That one body may act upon another at a distance through a vacuum without the mediation of anything else, by and through which their action and force may be conveyed from one another, is to me so great an absurdity that, I believe, no man who has in philosophic matters a competent faculty of thinking could ever fall into it.
– Isaac Newton 1692
In de bovenstaande quote geeft Isaac Newton toe dat zijn theorie van de zwaartekracht fysisch bizarre resultaten kan geven. De crux van het probleem is dat veranderingen in de zwaartekracht direct gevoeld kunnen worden door alle objecten, ongeacht de afstand tussen die objecten. Dit probleem werd pas meer dan 200 jaar na deze quote opgelost door Albert Einstein, wiens algemene relativiteit een harde grens stelde aan de snelheid van informatie, en dus ook aan veranderingen in de zwaartekracht: de lichtsnelheid. Maar deze grens is een postulaat. Er is geen bewijs vanuit fundamentelere fysische principes. Daarom laten veel alternatieve theorieën voor zwaartekracht dit postulaat los, en staan ze toe dat die kracht met een andere snelheid voortbeweegt dan licht.

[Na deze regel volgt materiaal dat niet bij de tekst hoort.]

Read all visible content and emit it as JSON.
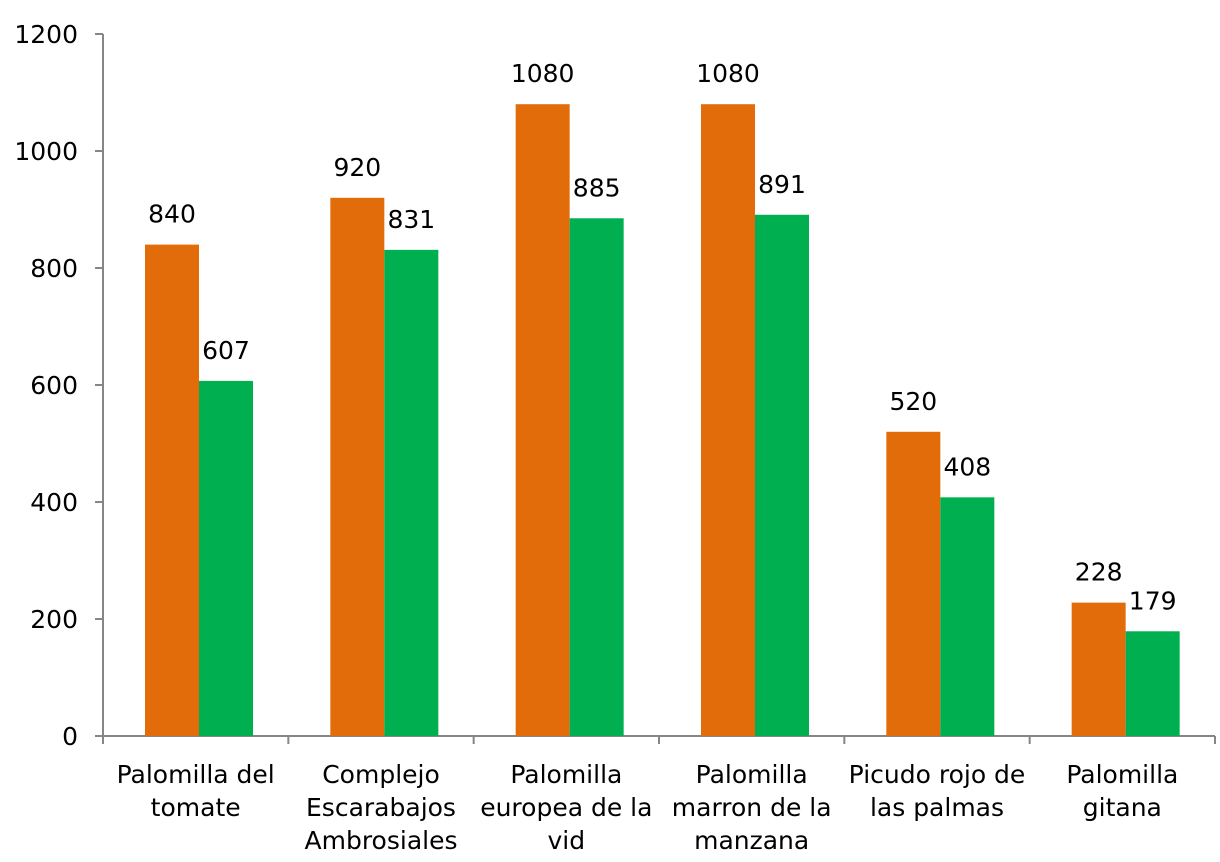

Om zulke theorieën te testen, moeten we de snelheid van de zwaartekracht meten. Dit was lange tijd een lastig vraagstuk, maar dankzij de eerste directe meting van zwaartekrachtsgolven is tegenwoordig een stuk meer mogelijk. Alleen zwaartekrachtsgolven meten is helaas niet genoeg, omdat het bepalen van de afstand naar de bron erg onnauwkeurig is. Dit probleem wordt verholpen als we een proces waarnemen dat zowel zwaartekrachtsgolven als licht uitzendt. Gelukkig bestaan er hemellichamen die precies dit mogelijk maken: botsende neutronensterren!
Als twee neutronensterren om elkaar heen draaien, dan trekken ze elkaar kort voordat ze samensmelten uit elkaar. Deze verstoorde massa verzamelt zich in een donutvorm rondom de twee kernen, en vanuit de donut kunnen hoog-energetische jets ontstaan. Een jet is een gerichte, gebundelde stroom van gas die ontstaat als materie weggeslingerd wordt door elektromagnetische velden rondom een hemellichaam. Deze jets kunnen dan gamma-straling produceren, tot op een paar seconden na het daadwerkelijk samensmelten van de neutronensterren. Als we nu kort na elkaar een zwaartekrachtsgolf en een gamma-signaal waarnemen, dan kunnen we berekenen hoeveel sneller of langzamer dan het licht de zwaartekracht is.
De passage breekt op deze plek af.